1 Locale-JSON-Schema
Virgil edited this page 2026-02-19 15:57:01 +00:00

Locale JSON Schema

Grammar data lives in locales/{lang}.json. Currently only en.json exists. This page documents the exact structure the loader expects.

Top-Level Structure

{
  "gram": {
    "verb": { ... },
    "noun": { ... },
    "article": { ... },
    "word": { ... },
    "punct": { ... },
    "signal": { ... },
    "number": { ... }
  },
  "prompt": { ... },
  "time": { ... },
  "lang": { ... }
}

Only the gram.* namespace is processed by the grammar engine. Everything outside gram.* is flattened into the message lookup table as plain key-value strings.

gram.verb — Verb Conjugation Tables

Each entry maps a base verb to its inflected forms:

"verb": {
  "delete": { "base": "delete", "past": "deleted", "gerund": "deleting" },
  "commit": { "base": "commit", "past": "committed", "gerund": "committing" },
  "go":     { "base": "go",     "past": "went",      "gerund": "going" },
  "run":    { "base": "run",    "past": "ran",        "gerund": "running" },
  "set":    { "base": "set",    "past": "set",        "gerund": "setting" }
}

Required fields: At least one of base, past, gerund must be present.
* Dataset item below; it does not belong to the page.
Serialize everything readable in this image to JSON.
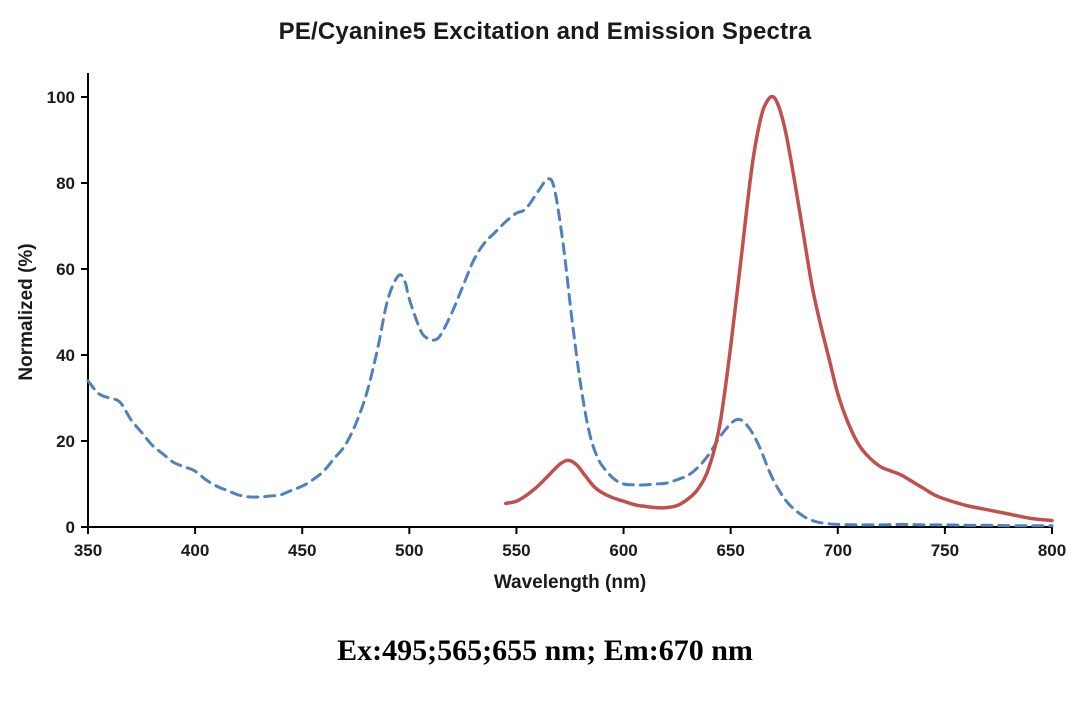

The loader detects verb objects via isVerbFormObject() — any map with base, past, or gerund keys (and NOT a plural object).

Currently ~45 verbs covering irregulars and common dev/ops vocabulary. Regular verbs (add → added → adding) don't need entries — the morphology engine handles them. Only add entries for:

  • Irregular verbs (go/went/going)
  • Doubling verbs (commit/committed/committing)
  • Verbs where the engine would guess wrong

gram.noun — Noun Pluralisation Tables

Each entry maps a noun to its singular and plural forms:

"noun": {
  "file":          { "one": "file",          "other": "files" },
  "person":        { "one": "person",        "other": "people" },
  "child":         { "one": "child",         "other": "children" },
  "vulnerability": { "one": "vulnerability", "other": "vulnerabilities" },
  "commit":        { "one": "commit",        "other": "commits" }
}

Required fields: one and other. Optional field: gender (for gendered languages like French).

The loader detects noun objects by checking for one + other keys, or the presence of a gender key.

Currently ~24 nouns covering irregulars and tech vocabulary. Regular plurals (server → servers) don't need entries.

gram.article — Article Configuration

"article": {
  "indefinite": {
    "default": "a",
    "vowel": "an"
  },
  "definite": "the"
}

Mapped to ArticleForms struct. The Article() function uses phonetic rules (consonant/vowel sound maps) to choose between default and vowel.

gram.word — Domain Vocabulary

Maps lowercase keys to display forms:

"word": {
  "url": "URL",
  "ssh": "SSH",
  "api": "API",
  "id": "ID",
  "ci": "CI",
  "qa": "QA",
  "blocked_by": "blocked by",
  "up_to_date": "up to date"
}

These are classified as TokenWord by the tokeniser and tracked in DomainVocabulary in imprints. Add entries for:

  • Acronyms with specific capitalisation (URL, SSH, API)
  • Multi-word phrases (blocked_by → "blocked by")
  • Domain-specific terms that need consistent display

gram.punct — Punctuation Rules

"punct": {
  "label": ":",
  "progress": "..."
}

Language-specific punctuation. French uses : (with space before colon). The LabelHandler and ProgressHandler use these suffixes.

gram.signal — Disambiguation Signal Words

"signal": {
  "noun_determiner": [
    "the", "a", "an", "this", "that", "these", "those",
    "my", "your", "his", "her", "its", "our", "their",
    "every", "each", "some", "any", "no",
    "many", "few", "several", "all", "both"
  ],
  "verb_auxiliary": [
    "is", "are", "was", "were", "has", "had", "have",
    "do", "does", "did", "will", "would", "could", "should",
    "can", "may", "might", "shall", "must"
  ],
  "verb_infinitive": ["to"]
}

Used by the dual-class disambiguation system to classify ambiguous words like "commit", "test", "run".

gram.number — Number Formatting

"number": {
  "thousands": ",",
  "decimal": ".",
  "percent": "%"
}

Used by NumericHandler for locale-aware number formatting. German would use "thousands": "." and "decimal": ",".

Sacred Rules

  1. NEVER flatten gram.* keys — the grammar engine depends on nested structure. Flattening gram.verb.delete.past to a flat key breaks the loader silently.
  2. Only gram.* data belongs in locale files — consumer translations are external.
  3. Irregular forms override regular morphology — if a verb is in gram.verb, its forms take precedence over the rule-based engine.
  4. The one/other keys overlap with CLDR plural categories — the loader distinguishes noun objects from plural message objects by checking for nested maps.